Dedication of the Brasília Brazil Temple
The first capital city of Brazil was Salvador, where government leaders resided between 1549 and 1763. The capital was then moved south to Rio de Janeiro for another 200 years. Then in 1960, country leaders created Brasília, a new city designed to look like an airplane when viewed from above, to become the new capital.
This new city, though apart from Brazil’s 80% of population along the 4,500-mile-long eastern coastline, was intentionally built in the geographic center of the country. On Sept. 17, 2023, the country received a new “center” — a spiritual center — for Latter-day Saints to make and remember covenants and perform ordinance work for their predecessors.
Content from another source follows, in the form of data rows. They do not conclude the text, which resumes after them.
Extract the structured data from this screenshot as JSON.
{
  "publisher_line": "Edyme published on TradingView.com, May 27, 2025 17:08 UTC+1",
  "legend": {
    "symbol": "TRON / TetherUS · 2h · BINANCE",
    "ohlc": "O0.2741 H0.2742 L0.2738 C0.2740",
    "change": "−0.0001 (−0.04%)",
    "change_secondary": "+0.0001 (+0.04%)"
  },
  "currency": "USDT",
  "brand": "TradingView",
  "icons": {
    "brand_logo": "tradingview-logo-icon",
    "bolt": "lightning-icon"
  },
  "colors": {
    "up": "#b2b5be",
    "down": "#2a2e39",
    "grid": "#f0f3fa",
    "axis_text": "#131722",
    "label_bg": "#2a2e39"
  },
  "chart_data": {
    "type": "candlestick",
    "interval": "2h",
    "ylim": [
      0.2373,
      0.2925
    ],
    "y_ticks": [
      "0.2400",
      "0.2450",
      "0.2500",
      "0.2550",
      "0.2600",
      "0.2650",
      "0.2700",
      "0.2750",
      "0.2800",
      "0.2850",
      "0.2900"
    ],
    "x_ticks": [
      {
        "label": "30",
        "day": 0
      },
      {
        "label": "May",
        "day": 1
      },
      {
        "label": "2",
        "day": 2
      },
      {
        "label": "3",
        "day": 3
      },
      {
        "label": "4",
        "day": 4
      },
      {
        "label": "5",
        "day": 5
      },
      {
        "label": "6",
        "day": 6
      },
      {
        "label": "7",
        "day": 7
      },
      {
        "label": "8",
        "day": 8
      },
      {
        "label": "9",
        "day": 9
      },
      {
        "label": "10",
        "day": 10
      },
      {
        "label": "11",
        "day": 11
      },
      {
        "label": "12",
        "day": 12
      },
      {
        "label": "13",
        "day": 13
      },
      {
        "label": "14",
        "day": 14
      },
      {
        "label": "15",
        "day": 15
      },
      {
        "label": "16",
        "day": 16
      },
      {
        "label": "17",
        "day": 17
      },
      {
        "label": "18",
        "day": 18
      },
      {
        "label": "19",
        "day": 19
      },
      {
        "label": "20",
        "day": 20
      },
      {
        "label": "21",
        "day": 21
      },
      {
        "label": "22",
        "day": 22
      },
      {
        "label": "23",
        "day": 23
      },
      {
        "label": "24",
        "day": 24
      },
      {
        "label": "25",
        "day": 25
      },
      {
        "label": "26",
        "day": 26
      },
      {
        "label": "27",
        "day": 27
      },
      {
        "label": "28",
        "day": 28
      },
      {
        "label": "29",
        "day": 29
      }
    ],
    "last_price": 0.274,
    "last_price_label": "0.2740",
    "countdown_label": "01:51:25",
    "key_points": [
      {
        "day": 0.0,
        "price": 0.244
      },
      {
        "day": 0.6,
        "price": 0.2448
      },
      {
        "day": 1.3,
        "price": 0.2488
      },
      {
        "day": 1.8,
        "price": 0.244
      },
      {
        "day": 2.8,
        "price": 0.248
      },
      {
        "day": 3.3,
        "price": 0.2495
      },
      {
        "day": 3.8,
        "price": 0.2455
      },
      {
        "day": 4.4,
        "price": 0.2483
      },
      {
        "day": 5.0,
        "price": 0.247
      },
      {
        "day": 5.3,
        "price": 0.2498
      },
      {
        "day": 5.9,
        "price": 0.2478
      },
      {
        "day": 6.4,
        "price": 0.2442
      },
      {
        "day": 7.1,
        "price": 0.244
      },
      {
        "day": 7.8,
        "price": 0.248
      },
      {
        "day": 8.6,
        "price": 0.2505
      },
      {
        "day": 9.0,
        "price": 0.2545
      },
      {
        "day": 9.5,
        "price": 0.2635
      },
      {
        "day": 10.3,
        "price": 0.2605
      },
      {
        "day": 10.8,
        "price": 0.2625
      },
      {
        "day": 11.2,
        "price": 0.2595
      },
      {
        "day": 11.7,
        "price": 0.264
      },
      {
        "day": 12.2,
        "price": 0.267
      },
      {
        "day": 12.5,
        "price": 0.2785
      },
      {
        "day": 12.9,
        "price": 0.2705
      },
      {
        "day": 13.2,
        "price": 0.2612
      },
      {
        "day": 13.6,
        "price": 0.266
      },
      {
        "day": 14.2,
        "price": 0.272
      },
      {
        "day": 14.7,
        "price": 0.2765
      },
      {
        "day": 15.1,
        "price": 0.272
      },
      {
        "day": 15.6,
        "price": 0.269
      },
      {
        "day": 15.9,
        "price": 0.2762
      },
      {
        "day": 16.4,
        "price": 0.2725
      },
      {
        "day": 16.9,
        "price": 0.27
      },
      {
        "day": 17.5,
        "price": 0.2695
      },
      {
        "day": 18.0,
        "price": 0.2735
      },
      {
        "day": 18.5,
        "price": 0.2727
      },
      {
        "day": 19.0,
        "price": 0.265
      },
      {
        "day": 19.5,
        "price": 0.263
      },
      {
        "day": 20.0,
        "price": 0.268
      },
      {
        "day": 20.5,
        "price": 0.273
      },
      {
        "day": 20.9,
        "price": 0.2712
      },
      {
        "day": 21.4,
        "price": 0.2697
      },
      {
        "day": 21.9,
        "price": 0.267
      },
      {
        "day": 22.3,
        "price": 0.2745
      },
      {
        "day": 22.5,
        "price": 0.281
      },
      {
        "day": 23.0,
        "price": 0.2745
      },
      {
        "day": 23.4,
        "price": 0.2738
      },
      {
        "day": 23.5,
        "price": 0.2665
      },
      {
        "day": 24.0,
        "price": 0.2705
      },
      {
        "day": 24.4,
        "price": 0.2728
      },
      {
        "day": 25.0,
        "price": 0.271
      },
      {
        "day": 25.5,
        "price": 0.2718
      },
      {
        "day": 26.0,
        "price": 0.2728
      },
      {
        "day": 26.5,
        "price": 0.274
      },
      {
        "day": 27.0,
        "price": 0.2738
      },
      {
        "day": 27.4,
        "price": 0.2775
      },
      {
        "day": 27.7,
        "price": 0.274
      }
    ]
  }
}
“As we bring our ancestors beyond the veil the holy ordinances they desire, and as the holy endowment is presented to us each time we are here, the eyes of our understanding are opened,” said Elder Neil L. Andersen of the Quorum of the Twelve Apostles, who dedicated the Brasília Brazil Temple in Portuguese, at the dedication. “We better see the purposes of our being on earth.”
Elder Andersen, who had also served in the Brazil South Area presidency from 2001 to 2005, explained that those who enter the temple “enter a new world.” He said, “This is the house of the Lord. It is a sacred place — unlike anywhere else. It is nestled between heaven and earth.” His wife, Sister Kathy Andersen, shared a similar sentiment at the dedication: “In the temple, we feel a peace not available anywhere else in the world.”
The Apostle and his wife were joined by Elder Mark D. Eddy, a General Authority Seventy and second counselor in the Brazil Area presidency; and Elder Kevin R. Duncan, a General Authority Seventy and executive director of the Temple Department.
Elder Eddy began serving as second counselor just a month and a half before the dedication. “Brazil will never be the same after the dedication of this temple,” he said at the ceremony. “And we should not be the same, either.”
Suzana Ekert de Melo, a Latter-day Saint from the Jardim Satélite Ward in the São José dos Campos Brazil South Stake in São Paulo, served a mission in Brasília in 1977. Several decades later, she attended the Brasília temple dedication and told the Church News that the temple is directly linked with the plan of salvation.
She said: “To know that my family can be eternal and that all the people I love, who passed on from this life, and who I thought I had lost but are not? That is what the plan of salvation taught me.”
Dedicatory prayer excerpt: “How grateful we are that this magnificent and hallowed structure will stand as a testament to Thee and Thy Beloved Son in this city of Brazil where the leaders of the nation meet and where laws influencing the freedom and prosperity of the people are established. ... Because Thy house is here, let there be an added goodness, honesty, peacemaking and prayer in the functioning of the government of this land.”
Read the dedicatory prayer of the Brasília Brazil Temple here.
Timeline of the Brasília Brazil Temple
The Brasília temple was announced April 2, 2017, by President Thomas S. Monson. The groundbreaking and site dedication were held on Sept. 26, 2020, and presided over by Elder Adilson de Paula Parrella, president of the Brazil Area. Elder Neil L. Andersen dedicated the temple on Sept. 17, 2023.
Architecture and Design of the Brasília Brazil Temple
The single-storied Brasília Brazil Temple, with an area of roughly 25,000 square feet, has multiple arches around the exterior to pay homage to mid-20th century Brazilian modernism. The exterior is made of sparkling white Brazilian marble, and reflecting pools with ceramic tiles sit in front of the edifice.
The floors inside the temple are covered in porcelain and Bahia blue stone tiles, carpets made in Brazil, and Paraná white marble, which is native to Brazil. Light-brown Jequitibá wood, native to Brazil, is used in furniture throughout the building. The handrails of the baptismal font are made of transparent glass, with a metal frame and gold matte finish.
The temple was built on a 6-acre site located in the Federal District of Brasília, the capital of Brazil. Thousands of shrubs, perennials and over 200 trees fill the grounds, including shade trees, evergreens, flowering trees and palm trees. A new meetinghouse and patron housing facility were built alongside the house of the Lord.